Arts

Apollo’s Fire to celebrate 300th birthday of Bach with “Family Frolic” concert

Apollo’s Fire, a Knight Arts grantee, is well known for both its classical, and its funky, programming, giving the adjective “hip” to what most people might think of as stodgy, old, classical music.

This becomes apparent in this current season and an upcoming program. It would be enough for most orchestras that this is Johann Sebastian Bach’s 300th birthday year. (Orchestras have had performances for less momentous occasions.) Apollo’s Fire is joining in that idea with a year-long celebration of the musical giant’s talent.

But it’s going a big step forward by focusing on Bach as a family man. Most people might not see the composer as quite real. Legend, yes, and an icon of classical music. But as Jeannette Sorrell, founder and artistic director of Apollo’s Fire, noted, Bach was so much more.

Bach wrote hundreds of cantatas, as well as extensive organ works and orchestral pieces. Prodigious as a musician – with a huge performance schedule and work commitment – Bach also managed to produce a large family. The composer apparently had seven children with his first wife and 13 with the second.

It is one of them that caught the interest of Sorrell and will set the tempo for the performance it is calling “Family Frolic: a Multi-Generational Music Party.”

As Sorrell tells it: “We know from Bach family documents that ‘Lieschen’ was the nickname of one his daughters. And she was the only of his daughters who got married. Bach indicated ‘Lieschen’ next to the soprano line of the ‘Coffee Cantata.’ I’ve never seen any musicologists take note of this connection,” Sorrell continued, “but it seems clear to me that the role of ‘Lieschen’ was meant for his daughter. In the cantata, Lieschen keeps pestering her father to find her a husband. With an enormous church job and huge performing and composing responsibilities, Bach apparently didn’t have time to find husbands for most of his daughters. But he found one for Lieschen, because she wouldn’t give up. So I think the ‘Coffee Cantata’ gives us a charming window into one of the important family dramas in the Bach household.”

Now that’s inventive.

In this production, Apollo’s Fire uses some of its Young Artists, as Sorrell calls them, to bring the “Coffee Cantata” to life. As she noted, she wanted “to give some of our Young Artists a chance to shine in a more ‘theatrical’ vein.”

Sorrell, who designed the program, has invited soprano Madeline Apple Healey to play/sing the role of Lieschen. Apollo’s Fire regular guest artist, baritone Jeffrey Strauss, will return to the stage as Lieschen’s embattled Papa. Corey Shotwell, tenor, plays the overworked owner of the Leipzig coffeehouse where this drama plays out.

Madeline Apple Healey, soprano. Photo from www.thirteenthchamberchoir.com

It all sounds like amazing fun and good music.

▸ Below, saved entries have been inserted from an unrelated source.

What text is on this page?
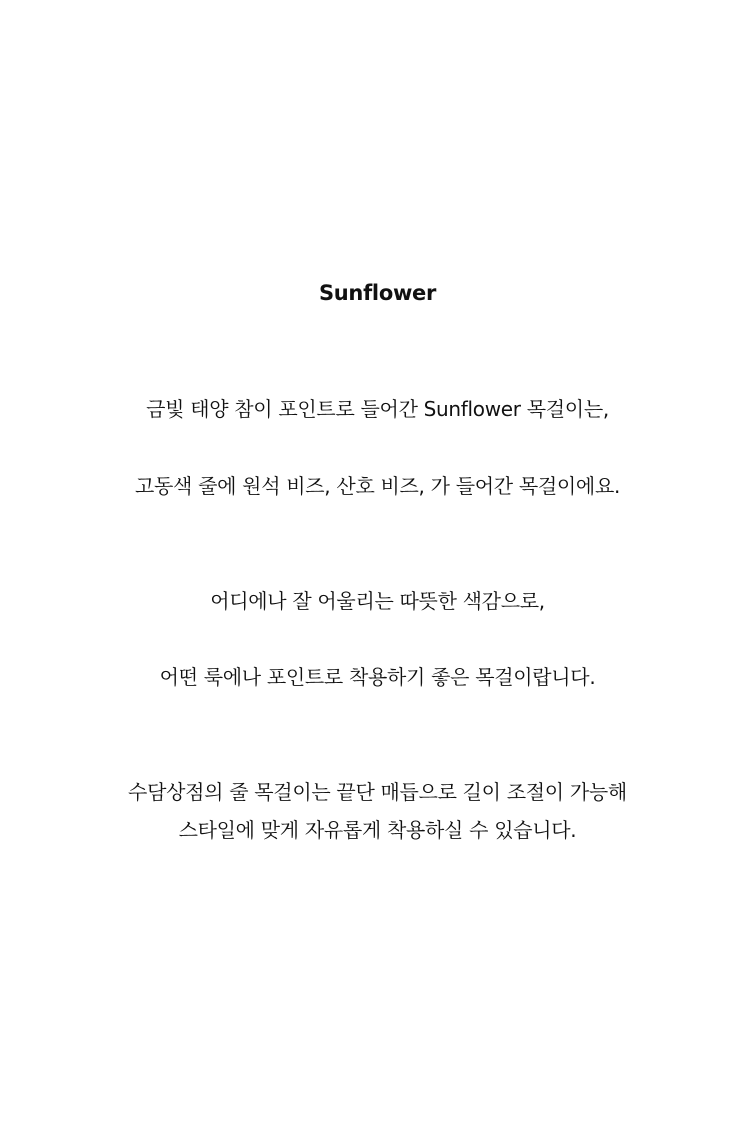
Sunflower
금빛 태양 참이 포인트로 들어간 Sunflower 목걸이는,
고동색 줄에 원석 비즈, 산호 비즈, 가 들어간 목걸이에요.
어디에나 잘 어울리는 따뜻한 색감으로,
어떤 룩에나 포인트로 착용하기 좋은 목걸이랍니다.
수담상점의 줄 목걸이는 끝단 매듭으로 길이 조절이 가능해
스타일에 맞게 자유롭게 착용하실 수 있습니다.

Joining this work will be Bach’s “Harpsichord Sonata in D minor” and a flute quartet by Bach’s son, Johann Christian. Following the performance there will be a coffee klatch so that audience members can mingle with the performers over caffeine. Nice touch.

A pre-concert talk will be given by flutist Kathie Stewart one hour prior to each event.

Apollo’s Fire will present “Family Frolic” in the Akron area at a concert at 8 p.m. on Friday, January 23rd in the First United Methodist Church, 263 E. Mill St., Akron; 216-320-0012; www.apollosfire.org. Tickets are $21-$68.